Klein Transportation
- Founded: 1957
- Headquarters: Douglassville, Pennsylvania
- Service area: Eastern Pennsylvania, New York City
- Service type: Intercity bus, charter bus, tours
- Website: www.kleintransportation.com

= Klein Transportation =

American bus operator

Klein Transportation is a bus provider based in Douglassville, Pennsylvania. Founded in 1957 initially as a school bus service provider, the company started offering charter buses and tours in 1979 and intercity commuter routes in February 2019.

==Service==
Klein operates an intercity commuter bus route from Douglassville to Midtown Manhattan in New York City. Intermediate stops are located in Reading (downtown Reading and at the Boscov's at the former Fairgrounds Square Mall), Kutztown, Wescosville, and Hellertown.
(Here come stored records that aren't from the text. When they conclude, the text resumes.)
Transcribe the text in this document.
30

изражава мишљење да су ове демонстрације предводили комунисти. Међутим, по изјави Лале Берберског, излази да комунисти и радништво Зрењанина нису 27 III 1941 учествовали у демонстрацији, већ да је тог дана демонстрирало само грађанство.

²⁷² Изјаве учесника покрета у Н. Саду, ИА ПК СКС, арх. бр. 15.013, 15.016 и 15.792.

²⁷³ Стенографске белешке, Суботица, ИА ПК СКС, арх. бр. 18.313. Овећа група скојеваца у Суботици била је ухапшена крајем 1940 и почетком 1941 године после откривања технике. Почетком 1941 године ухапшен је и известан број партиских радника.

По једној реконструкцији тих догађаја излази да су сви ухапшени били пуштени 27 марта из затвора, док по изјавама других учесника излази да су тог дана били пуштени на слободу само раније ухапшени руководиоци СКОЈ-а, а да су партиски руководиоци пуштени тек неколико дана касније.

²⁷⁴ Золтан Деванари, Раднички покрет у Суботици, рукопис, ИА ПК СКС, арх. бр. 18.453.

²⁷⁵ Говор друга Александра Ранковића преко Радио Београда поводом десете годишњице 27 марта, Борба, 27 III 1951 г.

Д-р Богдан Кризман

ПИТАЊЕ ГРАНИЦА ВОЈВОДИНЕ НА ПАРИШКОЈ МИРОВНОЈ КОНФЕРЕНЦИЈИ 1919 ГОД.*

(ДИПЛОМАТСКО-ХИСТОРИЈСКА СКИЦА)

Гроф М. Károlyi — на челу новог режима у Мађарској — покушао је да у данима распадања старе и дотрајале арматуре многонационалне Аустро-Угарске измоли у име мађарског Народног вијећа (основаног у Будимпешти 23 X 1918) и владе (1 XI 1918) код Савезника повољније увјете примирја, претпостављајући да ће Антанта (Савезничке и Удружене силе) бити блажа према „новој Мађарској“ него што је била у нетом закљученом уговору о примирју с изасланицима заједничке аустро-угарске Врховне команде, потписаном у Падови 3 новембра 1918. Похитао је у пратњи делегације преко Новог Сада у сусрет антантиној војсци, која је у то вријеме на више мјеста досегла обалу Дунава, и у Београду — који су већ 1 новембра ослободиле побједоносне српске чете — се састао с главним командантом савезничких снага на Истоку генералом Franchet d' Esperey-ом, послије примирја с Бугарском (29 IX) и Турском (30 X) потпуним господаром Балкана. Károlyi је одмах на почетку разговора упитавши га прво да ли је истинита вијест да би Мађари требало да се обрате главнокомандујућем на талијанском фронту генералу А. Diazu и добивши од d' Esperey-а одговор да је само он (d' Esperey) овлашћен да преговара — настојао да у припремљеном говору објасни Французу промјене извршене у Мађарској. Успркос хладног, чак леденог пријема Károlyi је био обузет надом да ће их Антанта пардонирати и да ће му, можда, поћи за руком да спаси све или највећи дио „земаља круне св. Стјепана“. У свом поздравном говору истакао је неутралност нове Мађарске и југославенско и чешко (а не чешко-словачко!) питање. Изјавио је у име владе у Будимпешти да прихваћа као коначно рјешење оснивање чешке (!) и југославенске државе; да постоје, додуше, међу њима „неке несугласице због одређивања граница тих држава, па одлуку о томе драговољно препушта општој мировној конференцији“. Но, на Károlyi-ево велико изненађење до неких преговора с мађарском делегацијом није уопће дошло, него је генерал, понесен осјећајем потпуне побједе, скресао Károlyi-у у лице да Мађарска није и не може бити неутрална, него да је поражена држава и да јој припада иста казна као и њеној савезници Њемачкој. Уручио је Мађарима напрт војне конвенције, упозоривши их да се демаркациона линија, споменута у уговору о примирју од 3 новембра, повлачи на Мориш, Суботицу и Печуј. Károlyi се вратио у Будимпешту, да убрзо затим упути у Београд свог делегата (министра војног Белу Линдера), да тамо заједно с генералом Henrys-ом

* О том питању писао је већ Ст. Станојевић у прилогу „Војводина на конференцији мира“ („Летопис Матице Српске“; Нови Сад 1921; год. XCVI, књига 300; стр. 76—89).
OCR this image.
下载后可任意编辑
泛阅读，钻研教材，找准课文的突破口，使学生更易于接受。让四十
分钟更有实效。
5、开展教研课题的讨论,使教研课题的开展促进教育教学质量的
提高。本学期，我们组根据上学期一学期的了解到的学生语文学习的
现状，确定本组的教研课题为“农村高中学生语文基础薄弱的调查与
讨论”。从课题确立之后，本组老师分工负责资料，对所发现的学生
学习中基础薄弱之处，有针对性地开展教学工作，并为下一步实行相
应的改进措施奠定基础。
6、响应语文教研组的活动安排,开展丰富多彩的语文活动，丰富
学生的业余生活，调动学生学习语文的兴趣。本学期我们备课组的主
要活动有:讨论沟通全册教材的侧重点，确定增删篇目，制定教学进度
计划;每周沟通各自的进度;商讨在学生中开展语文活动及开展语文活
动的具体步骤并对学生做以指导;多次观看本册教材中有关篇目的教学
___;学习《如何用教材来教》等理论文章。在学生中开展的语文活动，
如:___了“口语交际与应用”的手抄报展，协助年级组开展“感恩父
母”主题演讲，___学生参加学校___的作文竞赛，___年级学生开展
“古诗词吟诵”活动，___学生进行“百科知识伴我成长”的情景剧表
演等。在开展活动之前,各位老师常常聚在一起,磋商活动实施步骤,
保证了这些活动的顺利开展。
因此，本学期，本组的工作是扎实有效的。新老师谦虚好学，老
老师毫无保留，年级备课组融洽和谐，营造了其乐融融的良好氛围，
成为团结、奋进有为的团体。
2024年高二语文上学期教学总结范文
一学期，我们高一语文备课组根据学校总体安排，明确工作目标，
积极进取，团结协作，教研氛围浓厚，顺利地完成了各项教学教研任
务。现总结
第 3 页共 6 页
The company provides charter bus and school bus service in the Reading, Pottstown, King of Prussia, and Philadelphia areas. Klein offers motorcoach tours to various locations in the Mid-Atlantic states including cities such as New York City, Philadelphia, Baltimore, and Washington, D.C.; the Pocono Mountains; and beaches at the Jersey Shore and Ocean City, Maryland. Klein also operates casino bus service to Atlantic City, Wind Creek Bethlehem, and Mohegan Sun Pocono; with some casino packages offering free slot play. The buses to Atlantic City offer departures from Shillington, Douglassville, Royersford, and Audubon. The buses to Wind Creek Bethlehem offer departures from Douglassville, Shillington, Laureldale, and Kutztown. The buses to Mohegan Sun Pocono offer departures from Douglassville, Shillington, Laureldale, and Kutztown. Klein also offers planning for school trips, which includes school bus and motorcoach rental.

==History==
The company began in 1957, when John Klein started a school bus contracting service in the Pottstown, Pennsylvania area, serving the Daniel Boone Area School District. They were extremely successful in the early years, and continue to operate that first contract with Daniel Boone Area School District in addition to several other school transport contracts. John Klein's son William took over the company in the early 1960s and ran it until his death in 2000. In 1979, the company became a Public Carrier; the same year, William Klein's wife Mary started Klein Tours. Mary Klein retired from daily responsibilities in the business in 1999. Wayne Klein became president of the company in 1999 after William and Mary Klein retired and took over ownership in November 2008 upon the death of Mary Klein.

In addition to their robust half century of solid Berks County business, Klein started to develop a reputation in the Schuylkill River Valley with many services running to the King of Prussia or Philadelphia areas in the 90s and 2000s.

On February 8, 2019, the company announced that it was joining the commuter bus business, with a route from Douglassville to Midtown Manhattan in New York City that would replace a route formerly operated by Bieber Transportation Group, which went out of business the same day. Service began on the following Monday, February 11, in partnership with OurBus.